Mayo Clinic was the first medical center in Arizona to do pioneering clinical research to study telemedicine to serve patients with stroke in non-urban settings. Today, Mayo Clinic is the hub in a network of 12 other spoke centers, all but one in Arizona. In telestroke care, the use of telemedicine platforms or robots located in a rural hospital lets a stroke patient be seen in real time by a neurology specialist who typically is working from a desktop or laptop computer in Phoenix. The Mayo Clinic stroke neurologist, whose face appears on a computer screen, consults with emergency room physicians at the rural sites and evaluates the patient.
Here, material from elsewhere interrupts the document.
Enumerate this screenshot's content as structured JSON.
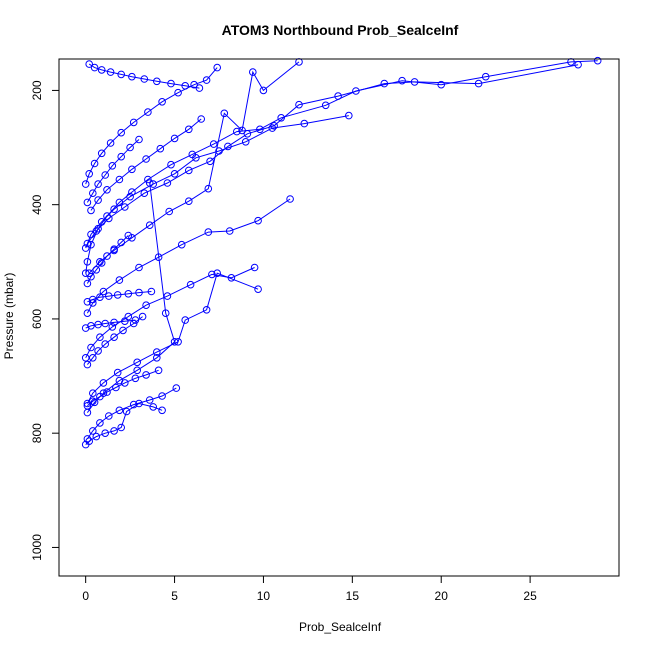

Patients showing signs of stroke can be examined by the neurologist who can also view scans of the patient's brain to detect possible damage from a hemorrhage or blocked artery. If necessary patients can be administered clot-busting medications within the narrow window of time necessary to minimize permanent injury to the brain. The study compared the quality of medical images using a particular smartphone application to the same types of information and images typically viewed via desktop computers. Mayo Clinic neurologists worked with emergency physicians and radiologists at Yuma Regional Medical Center to compare brain scan images from 53 patients who came to that medical center with stroke.
The scans were reviewed by radiologists in Yuma and a separate adjudication panel of stroke neurologists to determine the level of agreement between these traditional interpretation routes and new images and scans on smartphones interpreted by telestroke doctors. The study shows there was a high level of agreement (92 to 100 percent) among all the reviewers over the most important radiological features.
"Smartphones are ubiquitous, they are everywhere," Dr. Demaerschalk says. "If we can transmit health information securely and simultaneously use the video conferencing capabilities for clinical assessments, we can have telemedicine anywhere, which is essential in a state like Arizona where more than 40 percent of the population doesn't have access to immediate neurologic care."
The study was funded by the Arizona Department of Health Services and the technology and technical assistance was provided by Calgary Scientific, the maker of ResolutionMD.
The Mayo Clinic Telestroke Network includes hospitals in Kingman, Flagstaff, Parker, Cottonwood, Show Low, Globe, Yuma, Bisbee, Casa Grande, Tuba City and Phoenix, all in Arizona; and a hospital in St. Joseph, Mo. To date, more than 1,000 emergency consultations have taken place for stroke between Mayo Clinic stroke neurologists and physicians at the spoke centers. Such comprehensive evaluation techniques lead to appropriate life-saving treatment for stroke, and have resulted in significant cost reductions by not requiring ground or air ambulance transfer of the patient to another medical center.